Dynamical Systems Theory and its Application to Human Gait Analysis

Published in PhD Dissertation, Arizona State University, 2021

Sandesh G. Bhat.

[Dissertation]

Abstract

The field of prostheses and rehabilitation devices has seen tremendous advancement since the ’90s. However, the control aspect of the said devices is lacking. The need for mathematical theories to improve the control strategies is apparent. This thesis attempts to bridge the gap by introducing some dynamic system analysis and control strategies. Firstly, the human gait dynamics are assumed to be periodic. Lyapunov Floquet theory and Invariant manifold theory are applied. A transformation is obtained onto a simple single degree of freedom oscillator system. The said system is transformed back into the original domain and compared to the original system. The results are discussed and critiqued. Then the technique is applied to the kinematic and kinetic data collected from healthy human subjects to verify the technique’s feasibility.
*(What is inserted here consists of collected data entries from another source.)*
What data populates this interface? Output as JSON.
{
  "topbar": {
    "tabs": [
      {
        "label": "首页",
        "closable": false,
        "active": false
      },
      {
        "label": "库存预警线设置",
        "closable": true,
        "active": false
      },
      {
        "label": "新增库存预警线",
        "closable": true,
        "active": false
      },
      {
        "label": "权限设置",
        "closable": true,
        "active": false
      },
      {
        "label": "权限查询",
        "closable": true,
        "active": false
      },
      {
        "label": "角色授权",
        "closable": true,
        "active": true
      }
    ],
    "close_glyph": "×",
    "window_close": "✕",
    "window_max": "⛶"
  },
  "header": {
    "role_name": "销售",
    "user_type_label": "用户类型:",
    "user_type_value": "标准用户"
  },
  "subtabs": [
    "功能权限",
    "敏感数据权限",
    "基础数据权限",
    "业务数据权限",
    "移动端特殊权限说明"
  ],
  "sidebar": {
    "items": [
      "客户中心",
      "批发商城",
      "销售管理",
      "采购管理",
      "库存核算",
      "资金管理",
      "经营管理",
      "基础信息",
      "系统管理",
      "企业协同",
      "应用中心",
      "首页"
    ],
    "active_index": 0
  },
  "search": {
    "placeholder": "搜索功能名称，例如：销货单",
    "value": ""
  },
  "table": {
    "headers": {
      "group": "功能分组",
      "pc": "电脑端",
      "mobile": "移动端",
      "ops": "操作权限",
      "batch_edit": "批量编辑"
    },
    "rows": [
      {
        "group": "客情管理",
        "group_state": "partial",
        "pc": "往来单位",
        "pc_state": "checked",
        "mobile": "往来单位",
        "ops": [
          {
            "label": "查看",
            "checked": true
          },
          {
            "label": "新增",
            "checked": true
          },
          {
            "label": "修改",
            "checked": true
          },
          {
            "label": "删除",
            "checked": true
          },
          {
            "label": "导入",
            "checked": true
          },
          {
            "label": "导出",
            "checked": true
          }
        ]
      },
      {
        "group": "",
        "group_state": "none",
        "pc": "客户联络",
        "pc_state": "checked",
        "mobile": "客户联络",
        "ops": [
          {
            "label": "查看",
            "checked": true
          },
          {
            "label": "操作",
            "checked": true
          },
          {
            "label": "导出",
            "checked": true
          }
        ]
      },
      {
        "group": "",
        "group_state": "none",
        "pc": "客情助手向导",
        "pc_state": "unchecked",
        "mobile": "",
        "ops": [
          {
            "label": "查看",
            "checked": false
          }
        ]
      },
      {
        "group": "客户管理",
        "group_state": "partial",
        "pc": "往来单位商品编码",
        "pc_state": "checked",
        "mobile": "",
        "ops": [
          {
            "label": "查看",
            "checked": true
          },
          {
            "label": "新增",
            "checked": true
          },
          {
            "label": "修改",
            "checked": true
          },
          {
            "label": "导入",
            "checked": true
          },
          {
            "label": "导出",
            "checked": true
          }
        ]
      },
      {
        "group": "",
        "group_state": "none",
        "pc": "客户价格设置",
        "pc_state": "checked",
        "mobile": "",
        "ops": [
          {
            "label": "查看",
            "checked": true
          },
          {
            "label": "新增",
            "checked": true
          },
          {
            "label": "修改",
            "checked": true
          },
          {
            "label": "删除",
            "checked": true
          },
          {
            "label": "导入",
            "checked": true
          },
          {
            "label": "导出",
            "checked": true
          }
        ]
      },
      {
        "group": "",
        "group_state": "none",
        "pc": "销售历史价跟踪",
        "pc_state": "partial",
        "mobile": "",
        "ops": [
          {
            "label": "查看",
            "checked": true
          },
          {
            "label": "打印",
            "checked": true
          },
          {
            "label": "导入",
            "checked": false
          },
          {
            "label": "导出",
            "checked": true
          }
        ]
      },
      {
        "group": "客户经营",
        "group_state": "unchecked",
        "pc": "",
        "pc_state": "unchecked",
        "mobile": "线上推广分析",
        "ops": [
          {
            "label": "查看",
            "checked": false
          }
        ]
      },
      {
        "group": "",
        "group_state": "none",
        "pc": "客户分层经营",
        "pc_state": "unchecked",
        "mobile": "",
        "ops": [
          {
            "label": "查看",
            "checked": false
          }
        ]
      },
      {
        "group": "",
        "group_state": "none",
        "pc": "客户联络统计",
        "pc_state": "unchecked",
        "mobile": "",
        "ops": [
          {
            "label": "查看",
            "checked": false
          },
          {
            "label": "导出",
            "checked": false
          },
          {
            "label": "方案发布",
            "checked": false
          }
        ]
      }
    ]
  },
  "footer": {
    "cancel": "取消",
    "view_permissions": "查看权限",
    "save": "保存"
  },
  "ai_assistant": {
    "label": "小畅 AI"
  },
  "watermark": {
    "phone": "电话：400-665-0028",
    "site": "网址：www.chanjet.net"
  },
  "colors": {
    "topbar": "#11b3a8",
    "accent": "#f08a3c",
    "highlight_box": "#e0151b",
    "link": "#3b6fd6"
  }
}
The results show that the technique successfully reconstructed the kinematic and kinetic data. Human gait dynamics are not purely periodic, so a quasi-periodic approach is adopted. Techniques to reduce the order of a quasi-periodic system are studied. Lyapunov-Peron transformation (a surrogate of Lyapunov Floquet transformation for quasi-periodic systems) is studied. The transformed system is easier to control. The inverse of the said transformation is obtained to transform back to the original domain. The application of the techniques to different cases (including externally forced systems) is studied. The reduction of metabolic cost is presented as a viable goal for applying the previously studied control techniques. An experimental protocol is designed and executed to understand periodic assistive forces’ effects on human walking gait. Different tether stiffnesses are used to determine the best stiffness for a given subject population. An estimation technique is introduced to obtain the metabolic cost using the center of mass’s kinematic data. Lastly, it is concluded that the mathematical techniques can be utilized in a robotic tail-like rehabilitation device. Some possible future research ideas are provided to implement the techniques mentioned in this dissertation.